Commanders and leaders
- Lal Singh Sham Singh Attariwala Ranjodh Singh Majithia Chattar Singh Attariwala Mewa Singh Majithia: Gulab Singh Wazir Ratnu (WIA) Mian Jawahir Singh (POW)

Strength
- About 12,000 in three brigades: A body of about 2,000 men near Jasrota About 3,000 hill troops
- Casualties and losses: Villages around Jasrota and Jammu were plundered or burned, and civilians were seized during the campaign

= Sikh invasion of Jammu =

The Sikh Invasion of Jammu in 1845 or Invasion of Jammu by Lahore armies was a military and political confrontation between the Lahore Darbar and Gulab Singh of Jammu during the final years of the Sikh Empire. It followed Gulab Singh's surrender of Jasrota after he had removed most of its treasure, leaving the Lahore Darbar with only about two and a quarter lakhs of rupees. The Lahore Darbar treated the act as a breach of faith, declared him an enemy, and ordered troops toward Jammu. Gulab Singh responded by delaying negotiations, bribing influential figures, stirring divisions within the army, and preparing to resist if attacked.

During the negotiations, Gulab Singh dealt separately with Sikh commanders, army panchayats, individual soldiers, and Peshaura Singh. He presented himself as a loyal servant wronged by the Lahore Darbar, while his agents offered money, gifts, and promises to sections of the army. Lal Singh's envoys and the army panchayats both entered talks with him, but the negotiations became a means of delay. A deputation leaving Jammu with four lakhs of rupees was then attacked, the money was seized, and Fateh Singh Mann and Wazir Bachna were killed.

The Khalsa army then advanced on Jammu. Fighting took place near the Tawi, the Zillu tank, and the approaches to the town, while other Sikh forces captured surrounding forts and pressed Gulab Singh from several directions. The campaign exposed both Gulab Singh's weakness and the disorder within the Khalsa army, whose commanders and panchayats were divided over whether to continue the attack or accept terms. Gulab Singh used those divisions to avoid a final assault and renew negotiations.

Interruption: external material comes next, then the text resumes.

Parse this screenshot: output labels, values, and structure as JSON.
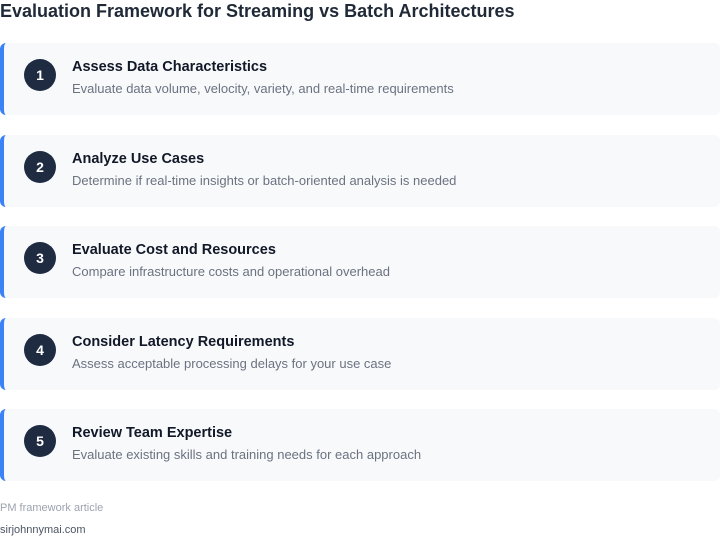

Gulab Singh eventually appeared before the Sikh chiefs as a suppliant and accepted a settlement. He retained his own possessions and those of Dhian Singh, while the possessions of Hira Singh and half of those of Suchet Singh were to revert to the Maharaja. He also agreed to pay thirty five lakhs of rupees. He was later brought to Lahore as a prisoner, but used his wealth and factional support in the army to secure release. He was fined sixty eight lakhs of rupees, and afterward withdrew to Jammu, where he resumed negotiations with the British.

==Background==
By early 1845, relations between the Lahore Darbar and Gulab Singh had deteriorated severely following the fall of his nephew, Raja Hira Singh, who had served as wazir (prime minister) of the Sikh Empire since 15 September 1843. On 21 December 1844, Hira Singh fled Lahore with Gulab Singh's eldest son and approximately one thousand troops, intending to reach Jammu, but his enemies in the Khalsa army pursued and assassinated him before he arrived. The heads of the Dogra chiefs were exhibited in chains and their bodies left to dogs, an act that alarmed Gulab Singh and made a Khalsa military move against him appear imminent.

Prior to this, Gulab Singh had entered into a treaty with the Lahore Darbar in January 1845 by which he agreed to pay a sum of money and surrender certain territories. Neither party, however, intended to honour the agreement fully, both awaiting a more favourable opportunity. Gulab Singh surrendered the fort of Jasrota in partial compliance but only after removing its riches. The Lahore Darbar had received daily accounts of the treasure's removal to Jammu, Riasi, and the higher hills before the surrender and accordingly, when Jasrota was found to contain only about two and a quarter lakhs of rupees, the anger of the government was proportionate to the expectations that had been raised by news of the cession. Reproaches and threats were directed at Gulab Singh and his agents. The provincial governors were instructed to treat him as an enemy, and Raja Rahim-ulla-Khan of Rajauri, then at Lahore, was encouraged to intensify the insurrection in the hill dependencies through his son, territory that the treaty had recently guaranteed to Mian Jowaher Singh.

Gulab Singh's response was to point to the Darbar's own bad faith in that latter instance while professing willingness to fulfil his treaty obligations if given assurance that doing so would not lead to his ruin. At the same time, he redoubled his efforts at intrigue and bribery to embarrass the Lahore Darbar and delay any actual collision with Sikh troops. He obtained, through a heavy present to the slave Mangla, the temporary silence of Rani Jindan, who was ordinarily hostile to him.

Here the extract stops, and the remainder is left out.